Der Architekt rechtfertigte jedoch seine Auffassung mit guten Gründen. Er sagte:“Schwarz ist die Farbe des Todes nur dann, wenn es matt auf rauhem Grund steht. Auf geglätteter Fläche hochglänzend wirkt es nicht dsüster. Je nach dem Einfallswinkel des Lichtes und nach der Farbe der Lichtquelle reflektiert es weisses oder auch buntes Licht.“
Meinen Wunsch nach der mitternachtsblauebn Decke hielt er für Hirtenjungen-Romantik. Er sei für poliertes Schwarz. Als ich von einer Reise zurückkam, war mein Zimmer schwarz gestrichen, I ch legte mich schlafen und wäre dankbar gewesen, wenn über mir ein wenig Blau geschimmert hätte. Denn hinter der abgeschirmten Lampe der Decke verlor sich ohne die versprochenen Reflexe das lackierte Schwarz in raumlosen Tiefen, die weiter zu reichen schienen als die kosmische Kuppel nächtlichen Himmels. Am Morgen begriff ich meine neue Lage. Ich erinnerte mich an die tröstliche Wirkung der weissen Reflexe und fand an Wand und Decke das weisse Bettzeug gespiegelt. Ich erschrak als ich mich erhoben hatte und sah wie mein nach Gottes Plan geschaffener Leib von den Unebenheiten der vier Wände verquollen und zerfetzt surrealisiert und reflektiert wurde. Nach dieser Demonstration habe ich das Schlafzimmer nie wieder betreten. Es wurde mit Koffern und überflüssigem Hausrat voll gestopft. Dafür hätte auch weiss ausgereicht.

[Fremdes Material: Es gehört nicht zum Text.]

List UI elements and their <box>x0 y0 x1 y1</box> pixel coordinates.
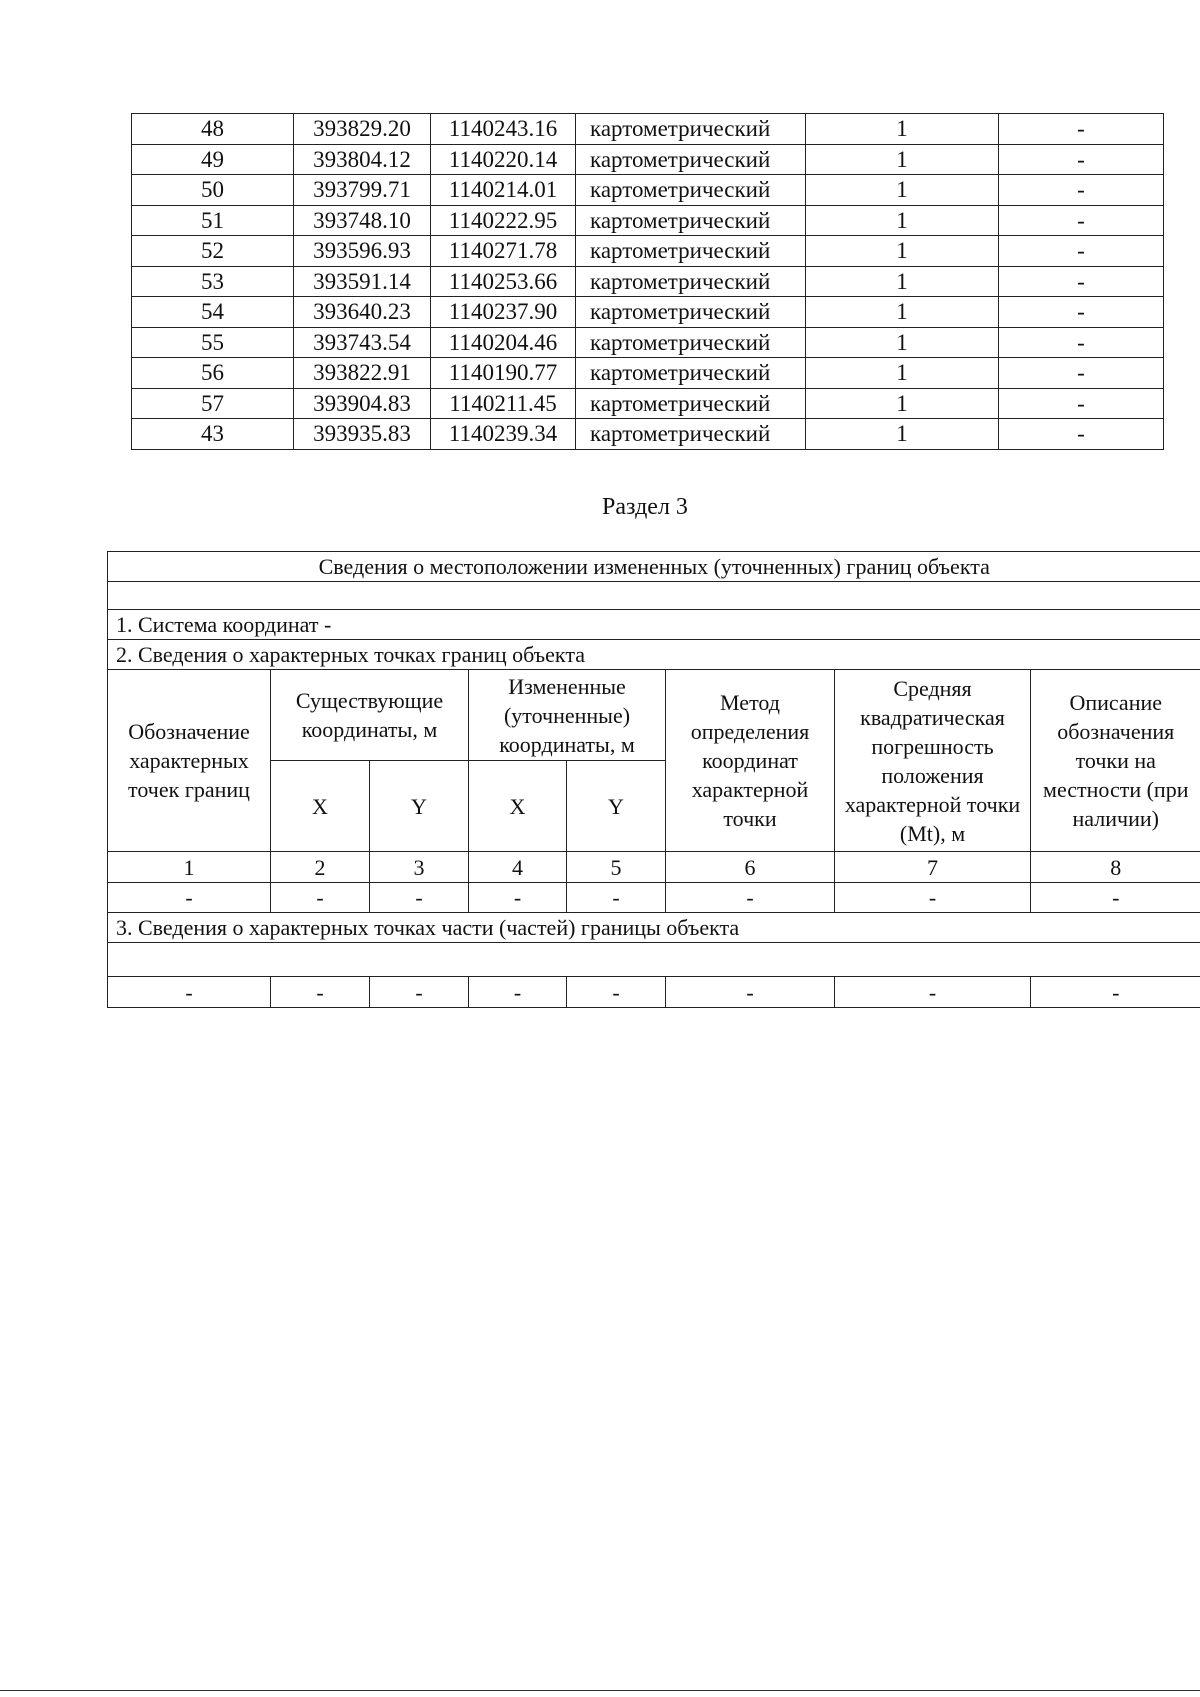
column-number: 1 <box>108 852 271 883</box>
header-x-existing: X <box>271 761 370 852</box>
method: картометрический <box>576 144 806 175</box>
mt-value: 1 <box>806 144 999 175</box>
x-coordinate: 393640.23 <box>294 297 431 328</box>
empty-cell: - <box>370 977 469 1008</box>
header-y-changed: Y <box>567 761 666 852</box>
mt-value: 1 <box>806 388 999 419</box>
table-row <box>132 297 1164 328</box>
x-coordinate: 393596.93 <box>294 236 431 267</box>
method: картометрический <box>576 266 806 297</box>
description: - <box>999 358 1164 389</box>
bottom-scan-edge <box>0 1690 1200 1691</box>
x-coordinate: 393904.83 <box>294 388 431 419</box>
description: - <box>999 266 1164 297</box>
point-number: 43 <box>132 419 294 450</box>
column-number: 3 <box>370 852 469 883</box>
empty-cell: - <box>567 977 666 1008</box>
mt-value: 1 <box>806 297 999 328</box>
empty-points-row <box>108 883 1200 913</box>
description: - <box>999 175 1164 206</box>
point-number: 56 <box>132 358 294 389</box>
y-coordinate: 1140237.90 <box>431 297 576 328</box>
y-coordinate: 1140214.01 <box>431 175 576 206</box>
section3-title: Сведения о местоположении измененных (уточненных) границ объекта <box>108 552 1200 582</box>
y-coordinate: 1140190.77 <box>431 358 576 389</box>
header-existing-coords: Существующие координаты, м <box>271 670 469 761</box>
point-number: 52 <box>132 236 294 267</box>
mt-value: 1 <box>806 327 999 358</box>
column-number: 7 <box>835 852 1031 883</box>
blank-row-2 <box>108 943 1200 977</box>
point-number: 49 <box>132 144 294 175</box>
header-y-existing: Y <box>370 761 469 852</box>
y-coordinate: 1140220.14 <box>431 144 576 175</box>
y-coordinate: 1140211.45 <box>431 388 576 419</box>
x-coordinate: 393829.20 <box>294 114 431 145</box>
point-number: 57 <box>132 388 294 419</box>
method: картометрический <box>576 327 806 358</box>
point-number: 50 <box>132 175 294 206</box>
description: - <box>999 144 1164 175</box>
section-heading: Раздел 3 <box>602 494 688 520</box>
header-x-changed: X <box>469 761 567 852</box>
description: - <box>999 327 1164 358</box>
y-coordinate: 1140253.66 <box>431 266 576 297</box>
mt-value: 1 <box>806 419 999 450</box>
description: - <box>999 205 1164 236</box>
empty-parts-row <box>108 977 1200 1008</box>
header-designation: Обозначение характерных точек границ <box>108 670 271 852</box>
point-number: 54 <box>132 297 294 328</box>
x-coordinate: 393935.83 <box>294 419 431 450</box>
method: картометрический <box>576 175 806 206</box>
x-coordinate: 393748.10 <box>294 205 431 236</box>
table-row <box>132 266 1164 297</box>
header-error: Средняя квадратическая погрешность положения характерной точки (Mt), м <box>835 670 1031 852</box>
mt-value: 1 <box>806 358 999 389</box>
y-coordinate: 1140239.34 <box>431 419 576 450</box>
column-numbers-row <box>108 852 1200 883</box>
empty-cell: - <box>469 883 567 913</box>
x-coordinate: 393804.12 <box>294 144 431 175</box>
empty-cell: - <box>666 977 835 1008</box>
method: картометрический <box>576 388 806 419</box>
boundary-points-table <box>131 113 1164 450</box>
table-row <box>132 358 1164 389</box>
empty-cell: - <box>835 883 1031 913</box>
mt-value: 1 <box>806 114 999 145</box>
x-coordinate: 393743.54 <box>294 327 431 358</box>
table-row <box>132 388 1164 419</box>
description: - <box>999 297 1164 328</box>
table-row <box>132 114 1164 145</box>
table-row <box>132 205 1164 236</box>
table-row <box>132 419 1164 450</box>
x-coordinate: 393799.71 <box>294 175 431 206</box>
header-changed-coords: Измененные (уточненные) координаты, м <box>469 670 666 761</box>
description: - <box>999 419 1164 450</box>
y-coordinate: 1140271.78 <box>431 236 576 267</box>
column-number: 2 <box>271 852 370 883</box>
empty-cell: - <box>567 883 666 913</box>
column-number: 6 <box>666 852 835 883</box>
table-row <box>132 327 1164 358</box>
header-description: Описание обозначения точки на местности (при наличии) <box>1031 670 1200 852</box>
points-info-row: 2. Сведения о характерных точках границ объекта <box>108 640 1200 670</box>
column-number: 8 <box>1031 852 1200 883</box>
empty-cell: - <box>1031 977 1200 1008</box>
empty-cell: - <box>469 977 567 1008</box>
point-number: 53 <box>132 266 294 297</box>
y-coordinate: 1140243.16 <box>431 114 576 145</box>
empty-cell: - <box>370 883 469 913</box>
method: картометрический <box>576 419 806 450</box>
column-number: 5 <box>567 852 666 883</box>
x-coordinate: 393591.14 <box>294 266 431 297</box>
method: картометрический <box>576 205 806 236</box>
description: - <box>999 236 1164 267</box>
method: картометрический <box>576 297 806 328</box>
header-method: Метод определения координат характерной точки <box>666 670 835 852</box>
boundary-points-body <box>132 114 1164 450</box>
method: картометрический <box>576 358 806 389</box>
y-coordinate: 1140204.46 <box>431 327 576 358</box>
empty-cell: - <box>271 883 370 913</box>
point-number: 48 <box>132 114 294 145</box>
method: картометрический <box>576 114 806 145</box>
section3-table <box>107 551 1200 1008</box>
empty-cell: - <box>1031 883 1200 913</box>
table-row <box>132 144 1164 175</box>
empty-cell: - <box>108 883 271 913</box>
description: - <box>999 114 1164 145</box>
empty-cell: - <box>835 977 1031 1008</box>
method: картометрический <box>576 236 806 267</box>
point-number: 55 <box>132 327 294 358</box>
y-coordinate: 1140222.95 <box>431 205 576 236</box>
x-coordinate: 393822.91 <box>294 358 431 389</box>
parts-info-row: 3. Сведения о характерных точках части (частей) границы объекта <box>108 913 1200 943</box>
point-number: 51 <box>132 205 294 236</box>
empty-cell: - <box>108 977 271 1008</box>
blank-row <box>108 582 1200 610</box>
column-number: 4 <box>469 852 567 883</box>
empty-cell: - <box>666 883 835 913</box>
table-row <box>132 236 1164 267</box>
description: - <box>999 388 1164 419</box>
mt-value: 1 <box>806 236 999 267</box>
table-row <box>132 175 1164 206</box>
mt-value: 1 <box>806 266 999 297</box>
mt-value: 1 <box>806 205 999 236</box>
coordinate-system-row: 1. Система координат - <box>108 610 1200 640</box>
empty-cell: - <box>271 977 370 1008</box>
mt-value: 1 <box>806 175 999 206</box>
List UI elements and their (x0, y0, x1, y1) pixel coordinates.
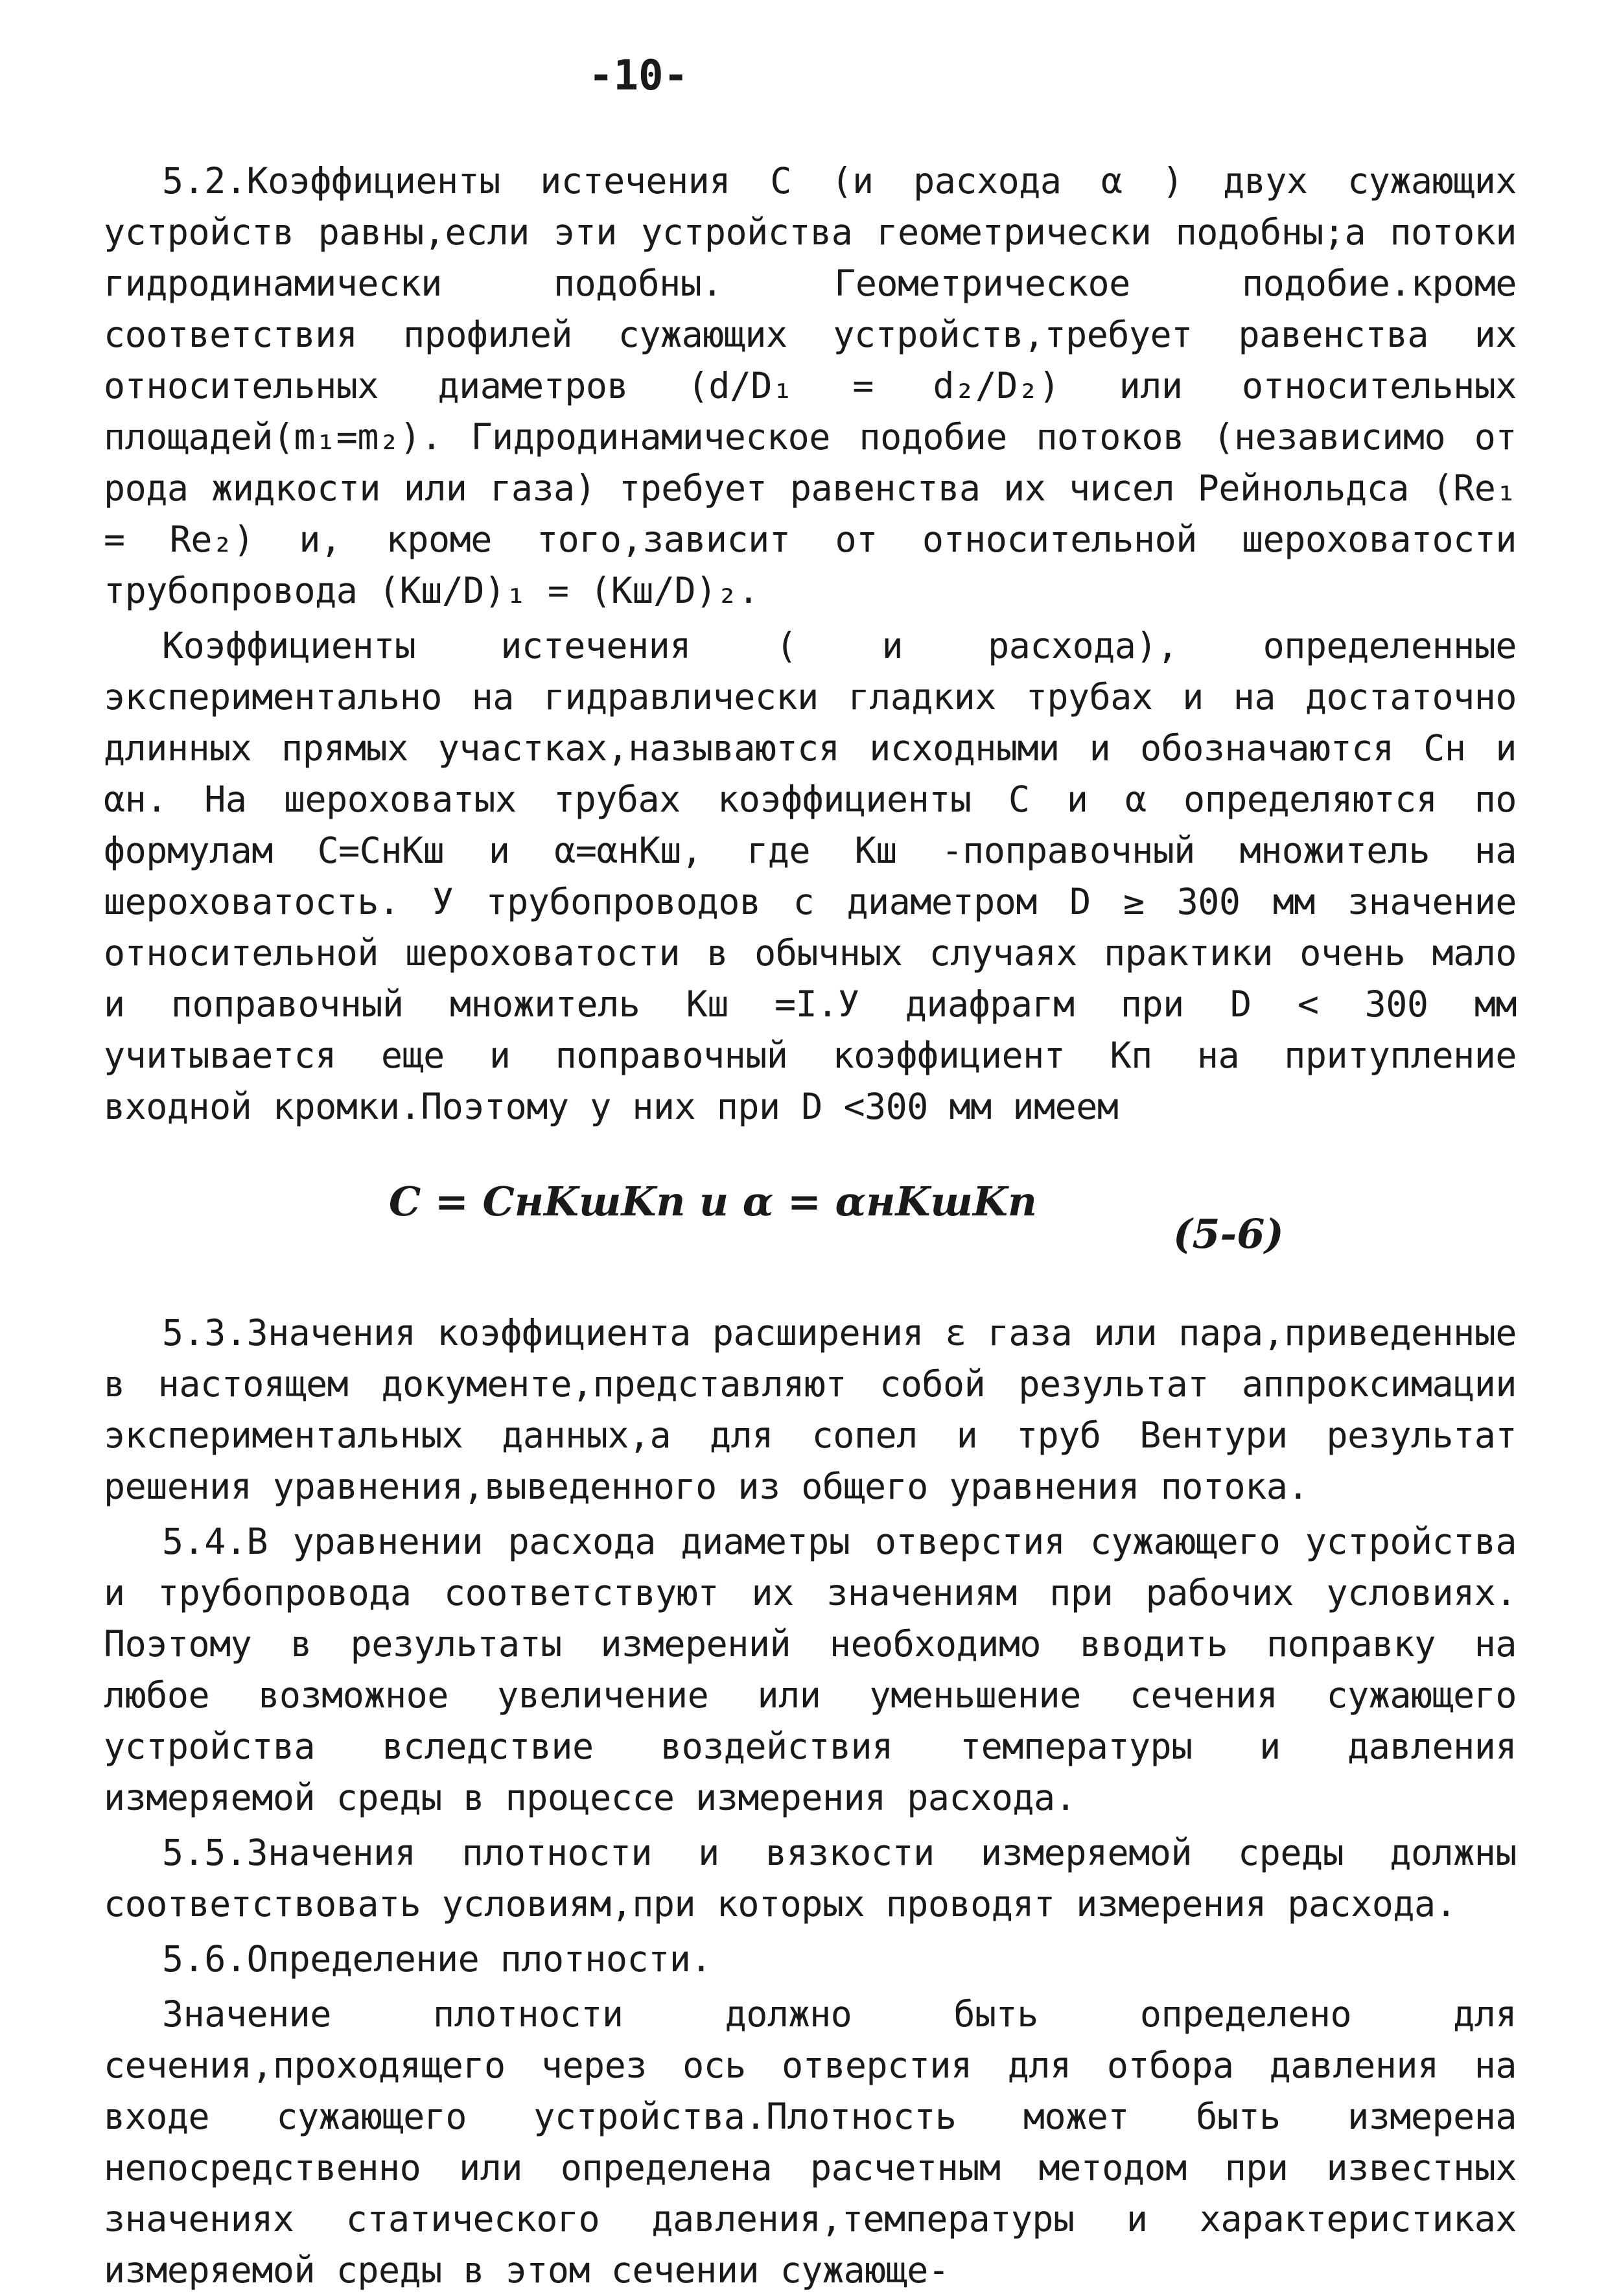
paragraph-5-4: 5.4.В уравнении расхода диаметры отверстия сужающего устройства и трубопровода соответствуют их значениям при рабочих условиях. Поэтому в результаты измерений необходимо вводить поправку на любое возможное увеличение или уменьшение сечения сужающего устройства вследствие воздействия температуры и давления измеряемой среды в процессе измерения расхода. (104, 1521, 1517, 1818)
paragraph-5-2: 5.2.Коэффициенты истечения С (и расхода α ) двух сужающих устройств равны,если эти устройства геометрически подобны;а потоки гидродинамически подобны. Геометрическое подобие.кроме соответствия профилей сужающих устройств,требует равенства их относительных диаметров (d/D₁ = d₂/D₂) или относительных площадей(m₁=m₂). Гидродинамическое подобие потоков (независимо от рода жидкости или газа) требует равенства их чисел Рейнольдса (Re₁ = Re₂) и, кроме того,зависит от относительной шероховатости трубопровода (Kш/D)₁ = (Kш/D)₂. (104, 160, 1517, 611)
paragraph-coefficients: Коэффициенты истечения ( и расхода), определенные экспериментально на гидравлически гладких трубах и на достаточно длинных прямых участках,называются исходными и обозначаются Cн и αн. На шероховатых трубах коэффициенты С и α определяются по формулам С=CнKш и α=αнKш, где Kш -поправочный множитель на шероховатость. У трубопроводов с диаметром D ≥ 300 мм значение относительной шероховатости в обычных случаях практики очень мало и поправочный множитель Kш =I.У диафрагм при D < 300 мм учитывается еще и поправочный коэффициент Kп на притупление входной кромки.Поэтому у них при D <300 мм имеем (104, 625, 1517, 1127)
formula-5-6 (104, 1165, 1517, 1282)
paragraph-density: Значение плотности должно быть определено для сечения,проходящего через ось отверстия для отбора давления на входе сужающего устройства.Плотность может быть измерена непосредственно или определена расчетным методом при известных значениях статического давления,температуры и характеристиках измеряемой среды в этом сечении сужающе- (104, 1993, 1517, 2291)
formula-number: (5-6) (1173, 1210, 1284, 1258)
document-page (104, 39, 1517, 2291)
formula-expression: C = CнKшKп и α = αнKшKп (389, 1178, 1037, 1225)
document-body (104, 156, 1517, 2296)
page-number: -10- (588, 52, 689, 100)
paragraph-5-6-heading: 5.6.Определение плотности. (162, 1938, 712, 1980)
paragraph-5-5: 5.5.Значения плотности и вязкости измеряемой среды должны соответствовать условиям,при которых проводят измерения расхода. (104, 1832, 1517, 1925)
paragraph-5-3: 5.3.Значения коэффициента расширения ε газа или пара,приведенные в настоящем документе,представляют собой результат аппроксимации экспериментальных данных,а для сопел и труб Вентури результат решения уравнения,выведенного из общего уравнения потока. (104, 1312, 1517, 1507)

Das 1926 gebaute Hochschulgebäude von Walter Gropius ist eine Ikone der Moderne Es umfasst ein vielfältiges Raumprogramm. 1928 verliess Gropius das Bauhaus und ging nach England, später in die USA. 1933 wurde das Bauhaus aufgrund des Drucks der NSDAP aufgelöst, Klee emigrierte in die Schweiz, Kandinski nach Frankreich. Als der Zweite Weltkrieg zu Ende war, kam das Bauhaus zurück nach Deutschland. 1947 und 1948 besuchte Gropius das zerbombte Berlin. Als offizieller Architekturberater für die amerikanische Besatzungsmacht hielt er Vorträge über den Wiederaufbau.